Alwaght- American prosecutors unveiled criminal charges against two Israeli traders for illegal trading in several biotechnology and healthcare companies in connection with a sprawling international insider trading scheme.
Tomer Feingold and Dov Malnik were accused in a 15-count indictment of securities fraud, wire fraud, tender offer fraud, concealment of a money laundering scheme and conspiracy, Reuters reported Friday citing local authorities.
According to the report, officials have further stated that the defendants, who lived in Geneva, Switzerland, made millions of dollars of profit by trading on nonpublic information concerning mergers and potential transactions involving such companies as Ariad Pharmaceuticals Inc, Avanir Pharmaceuticals Inc and InterMune Inc.
This is while the US Securities and Exchange Commission (SEC) had originally filed related civil charges against Feingold and Malnik in March 2020, but their indictment remained sealed until Thursday.
While attorneys representing Feingold and Malnik in the SEC case did not immediately respond to press inquiries for comment, the office of US Attorney Audrey Strauss in New York’s Manhattan district stated that Malnik is in federal custody but Feingold is not.
According to SEC authorities, the two Israeli traders received tips from another trader in Switzerland, who had obtained them from investment bankers Benjamin Taylor and Darina Windsor, who had worked respectively at Moelis & Co and Centerview Partners LLC.
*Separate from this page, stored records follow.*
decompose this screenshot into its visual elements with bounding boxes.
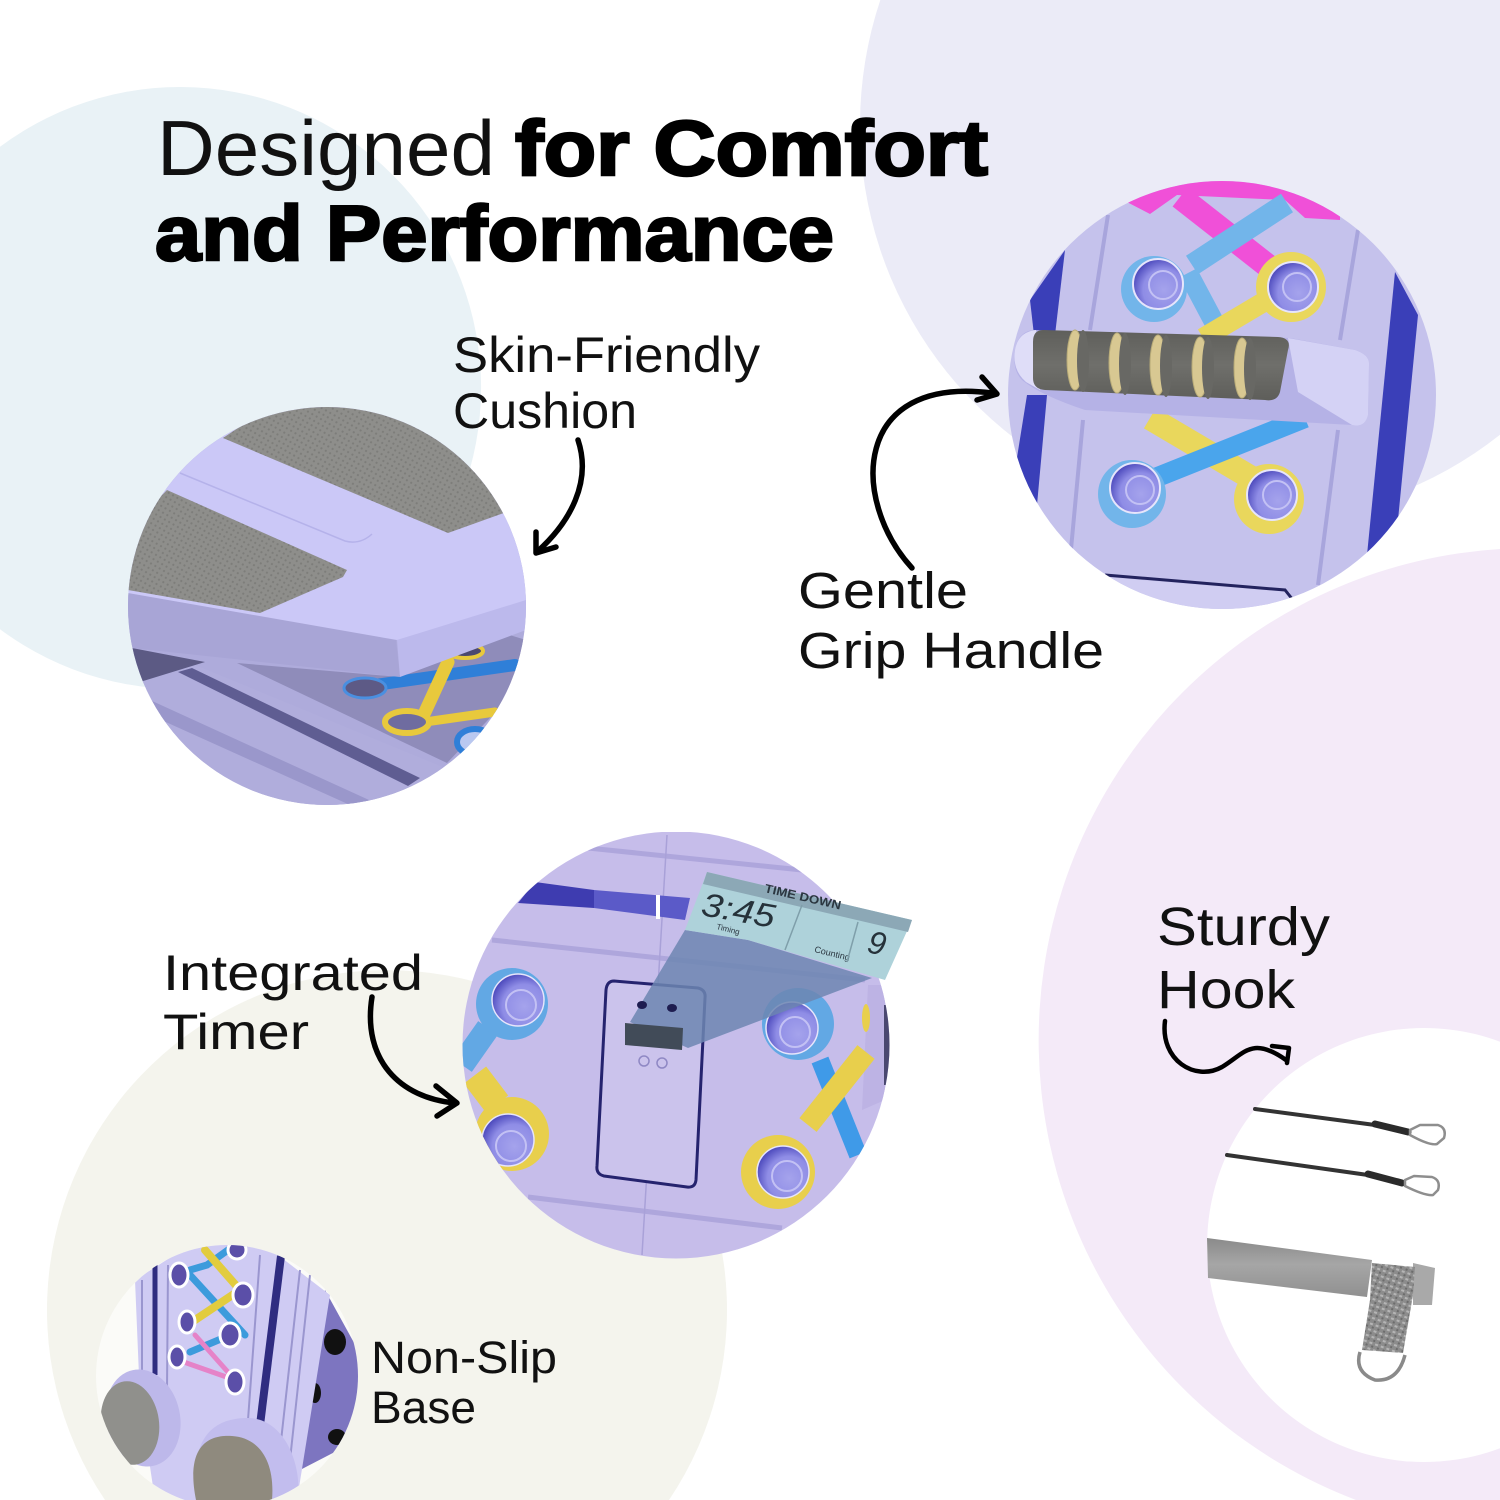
wrench markers	[344, 644, 515, 755]
label: gentle grip handle	[798, 562, 1104, 679]
label: non-slip base: Non-Slip	[371, 1332, 557, 1383]
straps	[178, 1250, 245, 1380]
wrench straps	[462, 968, 870, 1209]
cables with carabiners	[1227, 1109, 1445, 1195]
projection beam	[630, 930, 872, 1048]
timer buttons and screen	[625, 1001, 683, 1068]
label: sturdy hook: Hook	[1157, 960, 1296, 1020]
title: and Performance	[155, 189, 834, 277]
label: gentle grip handle: Grip Handle	[798, 622, 1104, 679]
title: Designed	[157, 104, 495, 192]
side channels	[1015, 215, 1418, 609]
handle bar with strap	[1207, 1238, 1435, 1380]
timer display callout: Counting	[814, 944, 851, 963]
label: skin-friendly cushion: Cushion	[453, 383, 637, 439]
label: gentle grip handle: Gentle	[798, 562, 968, 619]
label: non-slip base: Base	[371, 1382, 476, 1433]
arrow: cushion	[536, 440, 582, 553]
timer display callout: 9	[865, 924, 890, 963]
arrow: grip handle	[873, 377, 997, 568]
label: skin-friendly cushion: Skin-Friendly	[453, 327, 760, 383]
arrow: hook	[1165, 1021, 1289, 1072]
timer display callout	[685, 872, 912, 980]
back panel	[300, 1290, 358, 1470]
timer display callout: Timing	[716, 922, 741, 937]
panel: sturdy hook photo	[1207, 1109, 1445, 1380]
label: integrated timer: Timer	[163, 1004, 309, 1060]
timer display callout: TIME DOWN	[763, 881, 842, 912]
non-slip feet	[95, 1362, 299, 1500]
lower rails	[128, 633, 526, 805]
arrow: timer	[370, 997, 457, 1116]
panel: grip handle photo	[1008, 175, 1436, 609]
label: non-slip base	[371, 1332, 557, 1433]
label: integrated timer: Integrated	[163, 945, 423, 1001]
panel: non-slip base photo	[95, 1241, 358, 1500]
coloured wrench straps	[1098, 175, 1340, 534]
label: sturdy hook: Sturdy	[1157, 897, 1330, 957]
rails	[492, 835, 890, 1255]
timer body	[597, 981, 705, 1187]
device face	[135, 1245, 330, 1500]
holes	[482, 974, 818, 1198]
label: integrated timer	[163, 945, 423, 1060]
strap holes	[169, 1241, 253, 1394]
mounting holes	[1110, 259, 1318, 520]
cushion plate	[128, 400, 526, 677]
title: for Comfort	[515, 104, 988, 192]
timer display callout: 3:45	[699, 885, 779, 935]
panel: timer photo	[462, 832, 890, 1259]
label: skin-friendly cushion	[453, 327, 760, 439]
label: sturdy hook	[1157, 897, 1330, 1020]
title	[155, 104, 988, 277]
handle	[1014, 330, 1369, 426]
panel: cushion photo	[128, 400, 526, 805]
The other trader, identified in media reports as Marc Demane Debih from Geneva, pleaded guilty to 38 charges and cooperated in US prosecutors' insider trading case against Telemaque Lavidas, a pharmaceutical executive that was convicted in January 2010 and later sentenced to one year and one day in prison.
He had been among six people charged in four indictments in October 2019 over an insider trading plot that prosecutors said produced tens of millions of dollars in illegal profits, the report added.